At first, an early decrease in accessibility might make Bitcoin seem to be more valuable, but ultimately, this would repel many early-stage users. If there are fewer people capable of using it, then the digital asset would essentially be trapped in a gilded cage of low liquidity.
Following along the trail of events, low liquidity would increase the risk of holding the asset, chipping away at its inherent value.
The supply and demand among the small group of Bitcoin hoarders would determine the price.
The price of BTC would be artificially inflated and holding (hoarding BTC) becomes a game of hot potato. Any individual whale with massive holdings could tank the price at any moment, further increasing the volatility risk of the asset.
One of the core drivers of Bitcoin’s price is user adoption, and by placing such unreasonable hurdles on new users (high volatility and high costs to enter the Bitcoin ecosystem), few newcomers would venture into relatively unfamiliar cryptocurrency territory.
With so many comparable digital assets such as Litecoin, user adoption would not bode well for Bitcoin.
On the other side of the scarcity extremities, we could remove the 21 million cap to understand Bitcoin’s mechanics.
If Bitcoin were to keep the reward at 50 BTC but removed the 21 million cap, there would be a theoretical infinity of BTC available on market over a long enough time frame. This would flood the markets in the long-term, creating an essentially worthless digital asset. Each new year would theoretically slightly devalue the asset. If you need any real-world evidence, just take a look at the Venezuela cryptocurrency situation and why so many Venezuelans have embraced Bitcoin.
The 21 million cap and the periodic halving events help to ensure that Bitcoin offers users the best of both value retention and usability.
How Will the Halving Affect Bitcoin’s Price?
If you’ve been reading CoinCentral for a while, you’ll know we don’t speculate on asset prices. We’ll leave that to the Twitter day traders who soundlessly delete their tweet predictions when wrong. Trixy hobbitses.
However, a few logical arguments can be made for Bitcoin’s price moving in either direction. Bitcoin’s price did increase after the first two halvings, but it’s hard to tell whether this is merely correlation or causation.
That being said, many influential and respectable figures in the space have made price predictions, many of which are predicated on Bitcoin being a scarce asset.
Billionaire venture capitalist Tim Draper, for example, predicted a $250,000 Bitcoin by 2022, which it did not.
Ex-Goldman Sachs hedge-fund manager Raoul Pal, recently claimed Bitcoin’s price could hit $1 million before the next halving event in 2024.
But take any prediction on the Internet with a spoonful of salt.

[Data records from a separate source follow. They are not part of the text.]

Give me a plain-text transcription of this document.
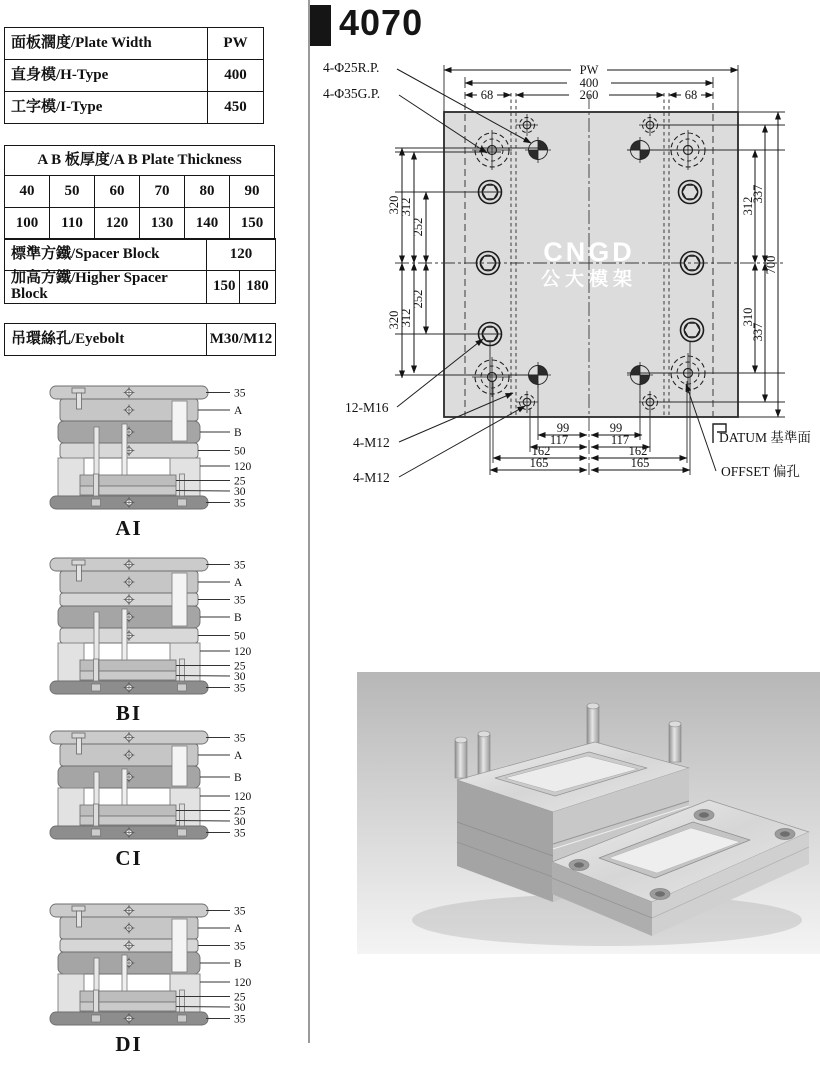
4070
面板濶度/Plate Width	PW
直身模/H-Type	400
工字模/I-Type	450
A B 板厚度/A B Plate Thickness					
40	50	60	70	80	90
100	110	120	130	140	150
標準方鐵/Spacer Block	120	
加高方鐵/Higher Spacer Block	150	180
吊環絲孔/Eyebolt	M30/M12
35
A
B
50
120
25
30
35
AI
35
A
35
B
50
120
25
30
35
BI
35
A
B
120
25
30
35
CI
35
A
35
B
120
25
30
35
DI
CNGD
公大模架
PW
400
68	260	68
320
312
252
320
312
252
312
337
310
337
700
99	99
117	117
162	162
165	165
4-Φ25R.P.
4-Φ35G.P.
12-M16
4-M12
4-M12
DATUM 基準面
OFFSET 偏孔
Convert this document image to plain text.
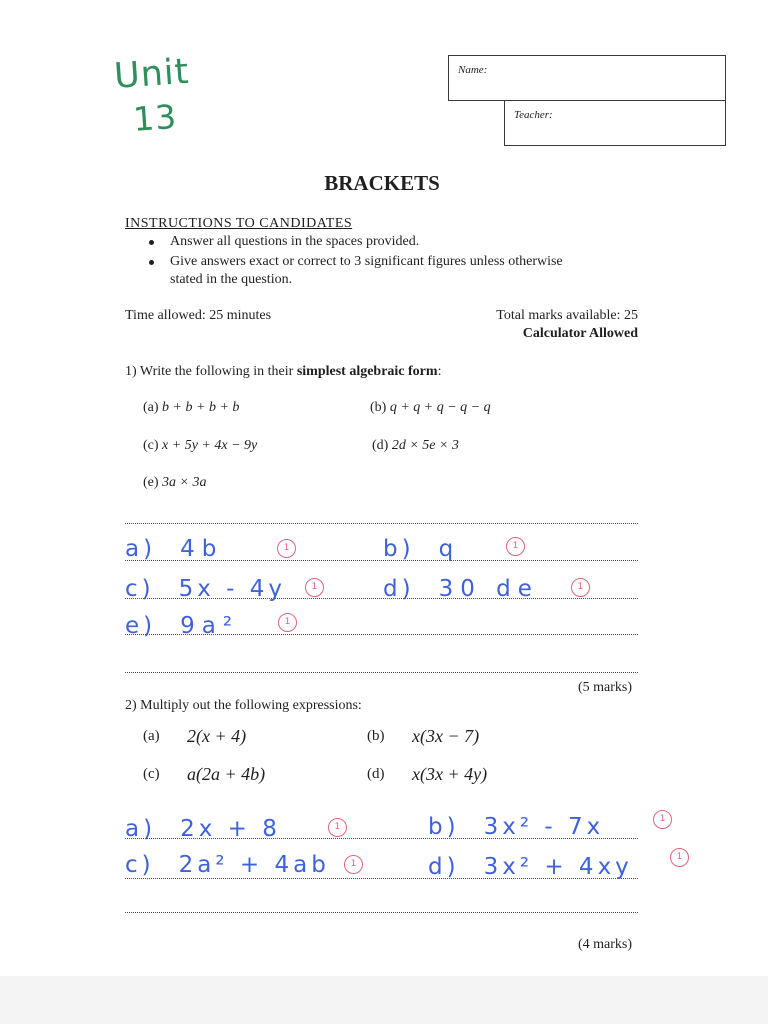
Unit
13
Name:
Teacher:
BRACKETS
INSTRUCTIONS TO CANDIDATES
Answer all questions in the spaces provided.
Give answers exact or correct to 3 significant figures unless otherwise
stated in the question.
Time allowed: 25 minutes	Total marks available: 25
Calculator Allowed
1) Write the following in their simplest algebraic form:
(a) b + b + b + b	(b) q + q + q − q − q
(c) x + 5y + 4x − 9y	(d) 2d × 5e × 3
(e) 3a × 3a
a) 4b	1	b) q	1
c) 5x - 4y	1	d) 30 de	1
e) 9a²	1
(5 marks)
2) Multiply out the following expressions:
(a) 2(x + 4)	(b) x(3x − 7)
(c) a(2a + 4b)	(d) x(3x + 4y)
a) 2x + 8	1	b) 3x² - 7x	1
c) 2a² + 4ab	1	d) 3x² + 4xy	1
(4 marks)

John McAfee, for example, made a lot of noise with a $1,000,000 Bitcoin prediction but soon backed out once proven wrong by the test of time.
In a pure vacuum where only basic market forces and mathematics prevailed, Bitcoin’s price would go up after a halving because of scarcity, but the reality is far more complicated than that. In lieu of us jumping into a rabbit hole here, feel free to shoot us an email if you’d like us to go into greater detail in another article.
Final Thoughts: Will Bitcoin’s Price Go Up After the Halving?
Regardless of its impact on price, the Bitcoin halving is a unique piece of digital asset history. By sheer resilience, Bitcoin has proven countless doubters and antagonists wrong. Each successful milestone of its programming keeps Bitcoin on its path to being a resilient, decentralized, and global means of exchange and store of value.
Whether or not Bitcoin’s price goes up will be determined by history, as markets can be fickle– prior performance does not predict future results.
The halving doesn’t require much, or any action, on your part. If you hold the digital asset, it’s worth your while to develop a more intimate understanding of how it works. Learning this unlocks the floodgates to better understanding global monetary policy in an increasingly more tech-enabled, a crucial lesson given the current economic conditions.